A recente escalada do conflito envolvendo o Irã e países vizinhos no Oriente Médio já começa a impactar o mercado global de fertilizantes, especialmente o da ureia, essencial para a agricultura mundial.

Segundo analistas ouvidos pela Reuters, as tensões na região aumentaram o risco logístico no Estreito de Ormuz, rota estratégica por onde passa grande parte das exportações de fertilizantes e petróleo. O resultado foi uma alta expressiva nos preços internacionais, puxada pela preocupação com possíveis interrupções no transporte marítimo.

Ureia sobe até 13% no Egito e reflete no mercado norte-americano

De acordo com Chris Lawson, analista da consultoria CRU Group, o preço da ureia subiu até 13% no Egito, saltando de US$ 485–490 para US$ 550 por tonelada.

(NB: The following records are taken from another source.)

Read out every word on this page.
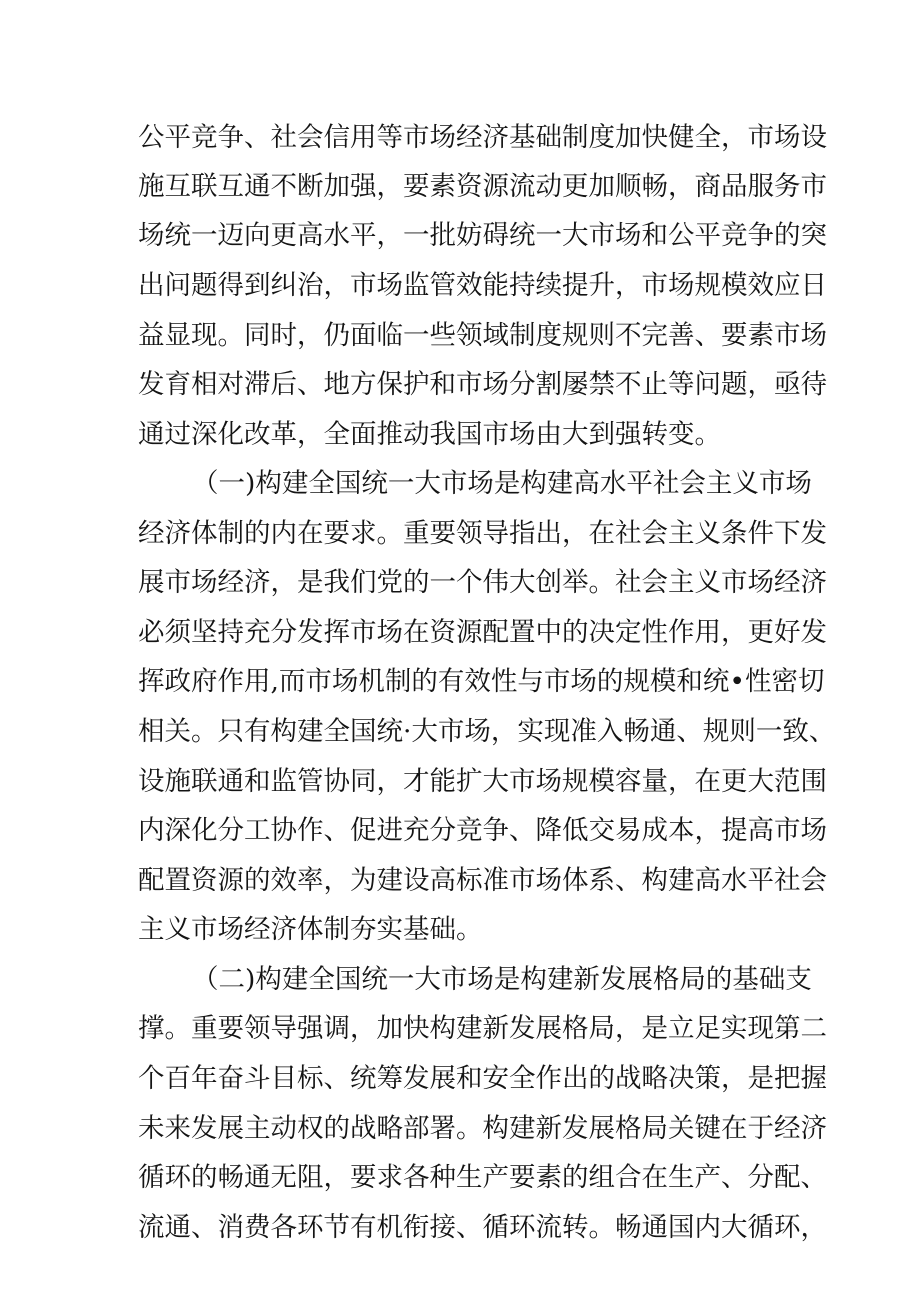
公平竞争、社会信用等市场经济基础制度加快健全，市场设
施互联互通不断加强，要素资源流动更加顺畅，商品服务市
场统一迈向更高水平，一批妨碍统一大市场和公平竞争的突
出问题得到纠治，市场监管效能持续提升，市场规模效应日
益显现。同时，仍面临一些领域制度规则不完善、要素市场
发育相对滞后、地方保护和市场分割屡禁不止等问题，亟待
通过深化改革，全面推动我国市场由大到强转变。
（一)构建全国统一大市场是构建高水平社会主义市场
经济体制的内在要求。重要领导指出，在社会主义条件下发
展市场经济，是我们党的一个伟大创举。社会主义市场经济
必须坚持充分发挥市场在资源配置中的决定性作用，更好发
挥政府作用,而市场机制的有效性与市场的规模和统•性密切
相关。只有构建全国统·大市场，实现准入畅通、规则一致、
设施联通和监管协同，才能扩大市场规模容量，在更大范围
内深化分工协作、促进充分竞争、降低交易成本，提高市场
配置资源的效率，为建设高标准市场体系、构建高水平社会
主义市场经济体制夯实基础。
（二)构建全国统一大市场是构建新发展格局的基础支
撑。重要领导强调，加快构建新发展格局，是立足实现第二
个百年奋斗目标、统筹发展和安全作出的战略决策，是把握
未来发展主动权的战略部署。构建新发展格局关键在于经济
循环的畅通无阻，要求各种生产要素的组合在生产、分配、
流通、消费各环节有机衔接、循环流转。畅通国内大循环，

O Egito é um dos principais produtores mundiais do insumo, que é fabricado a partir do gás natural.

“Esperamos novos aumentos nos próximos dias”, afirmou Lawson, destacando que o conflito eleva custos de transporte e gera incertezas nas cadeias de suprimento.

Nos Estados Unidos, o impacto também foi sentido. Josh Linville, analista da StoneX, apontou que as importações na região portuária de Nova Orleans registraram um aumento de cerca de US$ 77 por tonelada, chegando a US$ 606.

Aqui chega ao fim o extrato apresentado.